What is decolonization and is it effective?

Decolonization is an attempt to remove Staphylococcus aureus or MRSA or both from an individual's body environment known to be colonized. At first glance this appears to be relatively simple. However, years of experience with decolonization strategies taught us that this is difficult to do. Also, it is not certain whether it is an effective practice (i.e., whether it reduces transmissibility of the organism or whether it reduces the risk to a colonized person of becoming infected).

Routine use of decolonization in managing MRSA infections is not recommended.

Various strategies have been employed to decolonize individuals; none can be recommended as routinely effective. Intranasal mupirocin is a favorite agent to use in this situation. Mupirocin cream is applied to the nose, often twice a day, for some defined period (e.g., five days). Most studies that employ this technique have demonstrated that there is a decrease in nasal colonization. Most studies further demonstrate that following such decolonization, in a time frame of weeks to months, the colonization often returns. Obviously, the strategy of intranasal topical antibiotics assumes that there is only one site by which a patient is colonized. This is seldom known with certainty.

Applying an antiseptic to a patient's body such as chlorhexidine or bathing in bathwater with diluted bleach are other strategies frequently employed. Neither of these has been proven to be an effective decolonization strategy, however. With chlorhexidine it is uncertain what strength to use, how long to leave it on the skin, whether it should be washed off, etc. With bleach baths, it is uncertain how frequently to take them, how much bleach to put in them, or what end-point to measure.
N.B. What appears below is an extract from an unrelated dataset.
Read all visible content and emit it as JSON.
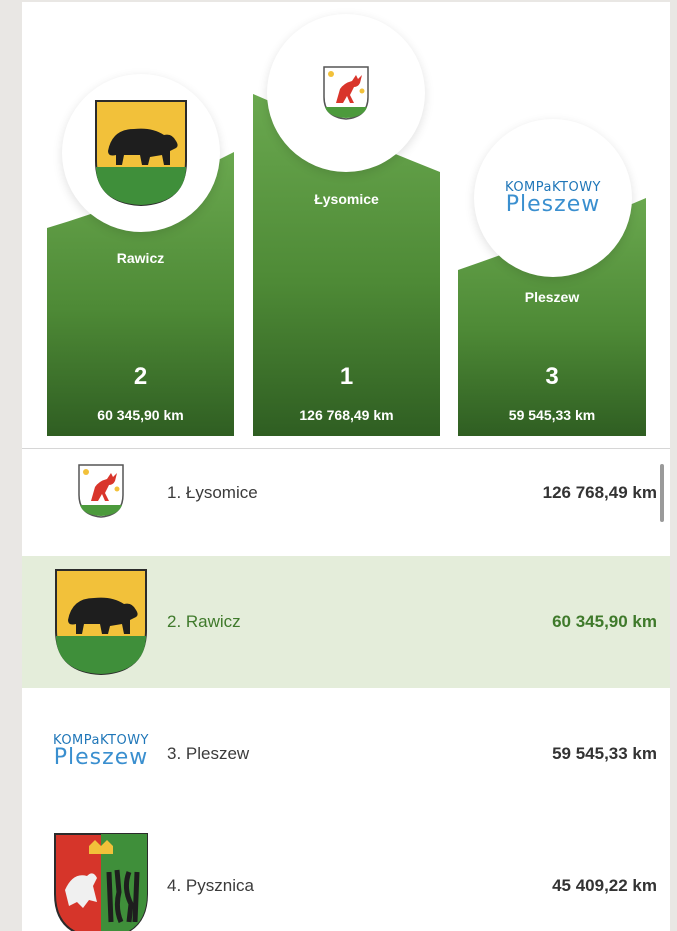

Some healthcare providers have even employed oral antibiotics in a decolonization regimen, usually combined with one or more of the modalities described above. There are insufficient data at this time to determine if the use of such oral antibiotics—an expensive strategy that has the potential to create additional resistant antibiotic flora#8212;is an effective adjunct.

Whether colonized inanimate objects need to be routinely approached with disinfectants, whether household pets need to be included in decolonization regimens employed in a family with recurrent disease, whether all individuals in the family need to attempt the designated decolonization strategy at once, or whether only the affected individual needs to do it, these are all questions with uncertain answers at this time.

The views on this page are of the MRSA Research Center, not necessarily those of the institutional infection control program at the University of Chicago Medical Center.